Ornithine transcarbamylase deficiency or OTCD is a genetic disorder affecting the metabolic cycle of the urethra. The deficiency of the enzyme prevents ammonia detoxification, with consequences for the whole organism. In severe cases, it also causes neurological complications.

The disease is estimated to affect around 1 new born out of 56,000, mostly boys. In most cases, the first symptoms occur within days of birth. However, there are also more rare forms of late onset.

The first symptoms are difficulty sucking milk and lethargy, which often turns into a real coma. In some cases, babies exhibit epileptic seizures and hyperventilation. If no immediate action is taken, children can develop an encephalopathy and die in a few days. The milder form occurs instead later, usually at the beginning of weaning.

In adults, the occurrence of ornithine transcarbamylase deficiency is linked to environmental stress. Sometimes it occurs after childbirth or after surgery, or in conjunction with a protein-rich diet. In these cases, the symptoms are nausea, vomiting, delirium. If left untreated, hyperammonaemic coma and neurological complications occur, which can result in cognitive impairment.

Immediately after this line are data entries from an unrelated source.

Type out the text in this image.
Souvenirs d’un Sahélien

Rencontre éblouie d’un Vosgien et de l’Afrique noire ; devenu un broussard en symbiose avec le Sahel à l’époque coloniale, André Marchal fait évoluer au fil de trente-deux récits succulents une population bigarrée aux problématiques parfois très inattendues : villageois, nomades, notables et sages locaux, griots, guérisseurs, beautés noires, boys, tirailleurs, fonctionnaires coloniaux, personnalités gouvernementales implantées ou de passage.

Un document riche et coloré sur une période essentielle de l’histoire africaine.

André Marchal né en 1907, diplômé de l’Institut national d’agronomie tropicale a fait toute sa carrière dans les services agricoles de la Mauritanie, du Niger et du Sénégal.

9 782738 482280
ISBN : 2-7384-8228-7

If the patient goes into a hyperammonaemic coma, the first thing to do is to reduce the ammonia levels. In the long term, you need to reduce your protein intake and remove nitrogen with special drugs. In severe cases, a liver transplant is needed. Those suffering from the mild form of deficit can live an almost normal life. Unfortunately, the most common and serious form has an almost always poor prognosis.

For diagnosis, the levels of ammonia and other substances in the plasma are analyzed. Later, molecular analyzes are used to confirm the diagnosis. If there have been full-blown cases in the family, prenatal diagnosis can be used.